A metric space $(M,d)$ is *doubling* if there exists $n$ such that every ball of radius $r$ can be covered by $n$ balls of radius $r/2$, for all $r$. For which f.g. groups $G$ and finite symmetric generating sets $S$, is $\mathrm{Cay}(G, S)$ doubling under the path metric? Groups like this have polynomial growth, so they are virtually nilpotent by Gromov's theorem.

So which virtually nilpotent groups are doubling, and for which generating sets? All, I suppose, but I got cold feet trying to do it, it seemed quite difficult straight from the definitions and I don't really know the Lie group stuff well enough.

If $S$ is a finite symmetric generating set for a group $G$, is $\mathrm{Cay}(G, S)$ doubling precisely when $G$ is virtually nilpotent?

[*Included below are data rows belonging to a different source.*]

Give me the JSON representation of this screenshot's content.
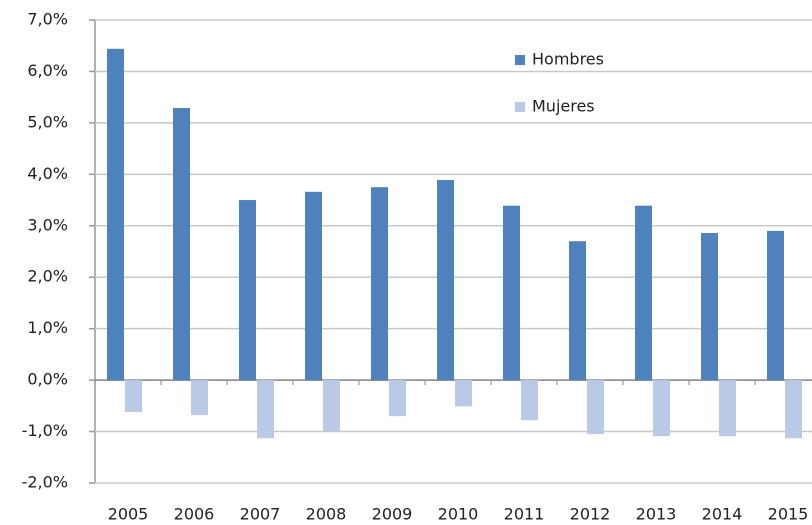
{
  "chart_data": {
    "type": "bar",
    "categories": [
      "2005",
      "2006",
      "2007",
      "2008",
      "2009",
      "2010",
      "2011",
      "2012",
      "2013",
      "2014",
      "2015"
    ],
    "series": [
      {
        "name": "Hombres",
        "color": "#4f81bd",
        "values": [
          6.44,
          5.29,
          3.5,
          3.66,
          3.75,
          3.89,
          3.39,
          2.7,
          3.39,
          2.86,
          2.9
        ]
      },
      {
        "name": "Mujeres",
        "color": "#b9c9e6",
        "values": [
          -0.62,
          -0.68,
          -1.13,
          -0.99,
          -0.7,
          -0.51,
          -0.78,
          -1.05,
          -1.09,
          -1.09,
          -1.13
        ]
      }
    ],
    "ylim": [
      -2,
      7
    ],
    "yticks": [
      {
        "value": -2,
        "label": "-2,0%"
      },
      {
        "value": -1,
        "label": "-1,0%"
      },
      {
        "value": 0,
        "label": "0,0%"
      },
      {
        "value": 1,
        "label": "1,0%"
      },
      {
        "value": 2,
        "label": "2,0%"
      },
      {
        "value": 3,
        "label": "3,0%"
      },
      {
        "value": 4,
        "label": "4,0%"
      },
      {
        "value": 5,
        "label": "5,0%"
      },
      {
        "value": 6,
        "label": "6,0%"
      },
      {
        "value": 7,
        "label": "7,0%"
      }
    ],
    "grid": true,
    "legend": "top-right"
  }
}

I'll note that in general (undirected) graphs, doubling implies polynomial growth, but not the other way around, consider for example the comb graph with vertices $\mathbb{Z} \times \mathbb{N}$ and edges $\{\{(m,n), (m,n+1)\}, \{(m,0), (m+1,0)\} \;|\; m \in \mathbb{Z}, n \in \mathbb{N}\}$. But could be true for vertex-transitive graphs.